Concernant les effectifs, le maire a souligné son intention de maintenir le nombre de policiers, niant des informations erronées circulant dans certains médias sur des départs massifs. "Un média a annoncé que 90 policiers seraient partis, c'est faux. D'autres parlent de 30 départs, c'est également faux", a-t-il affirmé sur RTL, précisant que "deux personnes sont parties sur 135" en réalité.
Un appel à 20% de policiers nationaux supplémentaires
Néanmoins, Bally Bagayoko appelle le ministère de l'Intérieur à augmenter le nombre de policiers nationaux affectés à Saint-Denis de 20%. "Il y a un écart extrêmement important en termes de présence policière. Un effort d'augmentation de 20% serait bénéfique pour traiter les problématiques locales", a-t-il indiqué.
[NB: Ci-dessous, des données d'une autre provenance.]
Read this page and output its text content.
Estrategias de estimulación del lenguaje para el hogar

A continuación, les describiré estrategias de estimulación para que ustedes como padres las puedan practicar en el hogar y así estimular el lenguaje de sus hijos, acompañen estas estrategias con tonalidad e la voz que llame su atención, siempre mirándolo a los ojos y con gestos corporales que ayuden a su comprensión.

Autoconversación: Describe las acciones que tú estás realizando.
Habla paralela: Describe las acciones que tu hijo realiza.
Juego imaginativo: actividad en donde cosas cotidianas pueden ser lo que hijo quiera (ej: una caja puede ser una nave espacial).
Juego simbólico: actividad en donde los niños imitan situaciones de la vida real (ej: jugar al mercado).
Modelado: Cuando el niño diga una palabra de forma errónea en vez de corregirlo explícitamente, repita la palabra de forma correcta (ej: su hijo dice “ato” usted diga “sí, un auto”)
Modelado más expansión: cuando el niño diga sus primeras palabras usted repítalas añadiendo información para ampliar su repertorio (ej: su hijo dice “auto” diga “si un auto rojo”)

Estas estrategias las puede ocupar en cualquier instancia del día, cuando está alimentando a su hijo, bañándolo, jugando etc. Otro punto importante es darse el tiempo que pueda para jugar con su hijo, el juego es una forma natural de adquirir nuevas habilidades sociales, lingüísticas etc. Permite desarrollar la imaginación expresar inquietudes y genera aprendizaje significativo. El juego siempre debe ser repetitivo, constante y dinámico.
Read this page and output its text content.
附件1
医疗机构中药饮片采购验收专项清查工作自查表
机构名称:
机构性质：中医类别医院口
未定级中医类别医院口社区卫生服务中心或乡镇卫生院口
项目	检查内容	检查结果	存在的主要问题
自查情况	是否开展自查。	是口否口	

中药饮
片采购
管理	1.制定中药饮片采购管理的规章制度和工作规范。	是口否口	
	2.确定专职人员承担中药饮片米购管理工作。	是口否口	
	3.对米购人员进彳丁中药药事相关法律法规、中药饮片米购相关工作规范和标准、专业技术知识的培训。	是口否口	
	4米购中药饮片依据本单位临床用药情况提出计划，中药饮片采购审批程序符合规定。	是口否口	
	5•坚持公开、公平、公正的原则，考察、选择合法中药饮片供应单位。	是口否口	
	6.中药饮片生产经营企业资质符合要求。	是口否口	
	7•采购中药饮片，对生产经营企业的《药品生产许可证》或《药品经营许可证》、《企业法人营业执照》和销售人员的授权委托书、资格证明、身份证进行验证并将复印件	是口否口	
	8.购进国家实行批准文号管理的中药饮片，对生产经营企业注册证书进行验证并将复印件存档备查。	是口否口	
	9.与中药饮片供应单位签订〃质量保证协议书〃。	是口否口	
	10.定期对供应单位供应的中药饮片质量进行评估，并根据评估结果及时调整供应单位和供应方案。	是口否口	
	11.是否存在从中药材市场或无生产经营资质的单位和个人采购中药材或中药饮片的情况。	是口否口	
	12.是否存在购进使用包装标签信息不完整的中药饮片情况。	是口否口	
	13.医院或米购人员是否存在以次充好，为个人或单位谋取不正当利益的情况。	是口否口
Quant à la question des armes, le maire a rappelé que les 834 caméras de vidéoprotection de la commune restent en fonction, et que la ville effectue actuellement un audit de leur efficacité. Il a aussi signalé qu'aucune décision majeure n'était encore prise concernant la sécurité locale, tout en mettant au cœur du débat une approche axée sur la proximité et des solutions sociales.